Since I alluded to Larry Summers’ paper on “ketchup economics” from the mid-eighties earlier today, I may as well quote the funny part:

Ketchup economists reject out of hand much of this research on the ketchup market. They believe that the data used is based on almost meaningless accounting information and are quick to point out that concepts such as costs of production vary across firms and are not accurately measurable in any event. they believe that ketchup transactions prices are the only hard data worth studying. Nonetheless ketchup economists have an impressive research program, focusing on the scope for excess opportunities in the ketchup market. They have shown that two quart bottles of ketchup invariably sell for twice as much as one quart bottles of ketchup except for deviations traceable to transaction costs, and that one cannot get a bargain on ketchup by buying and combining ingredients once one takes account of transaction costs.

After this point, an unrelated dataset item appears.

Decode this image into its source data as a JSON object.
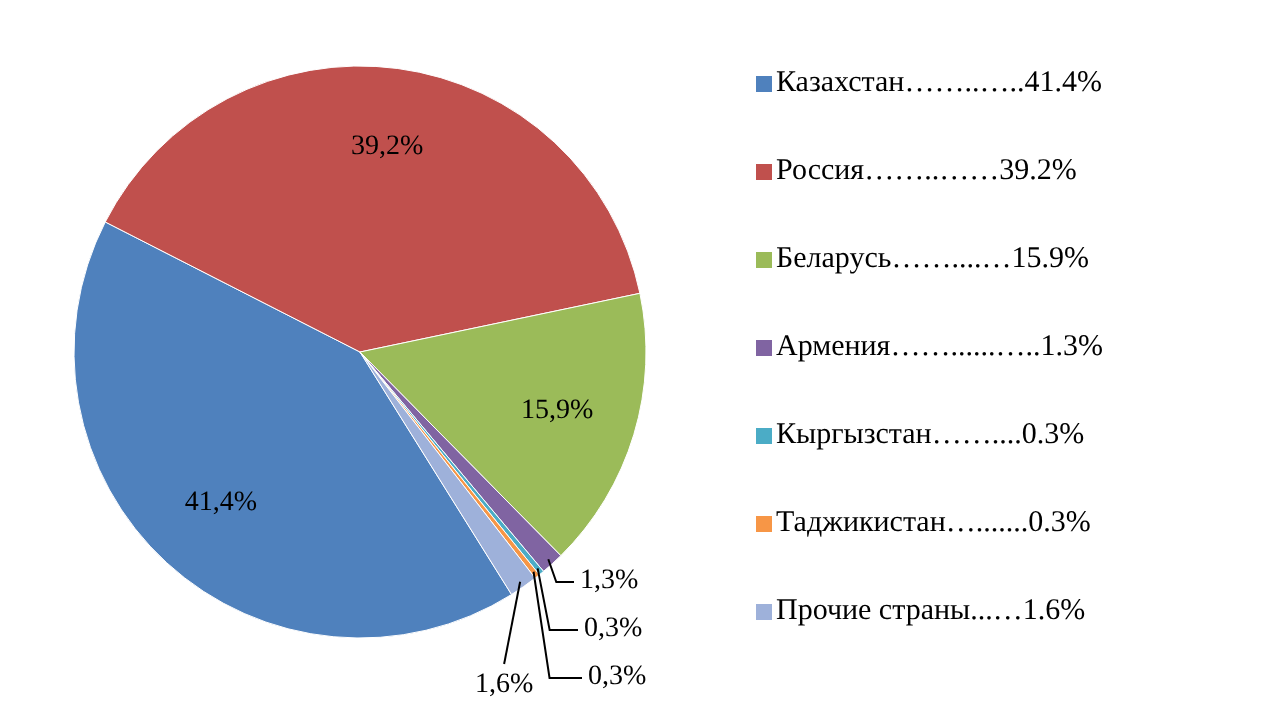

Nor are there gains to be had from storing ketchup, or mixing together different quality ketchups and selling the resulting product. Indeed, most ketchup economists regard the efficiency of the ketchup market as the best established fact in empirical economics.

I was actually inspired to do some research into the ketchup market and discovered that at my local Safeway, a 20 ounce bottle of Heinz sells for $0.13 an ounce. If you go up to a 32 ounce bottle, the price falls to $0.11 an ounce; meaning in effect your extra 12 ounces cost only $0.77 cents per ounce. Thus, we can use the Efficient Ketchup Markets Hypothesis to back-calculated the exact nature of the transaction costs and so forth that justify these prices volume discounts.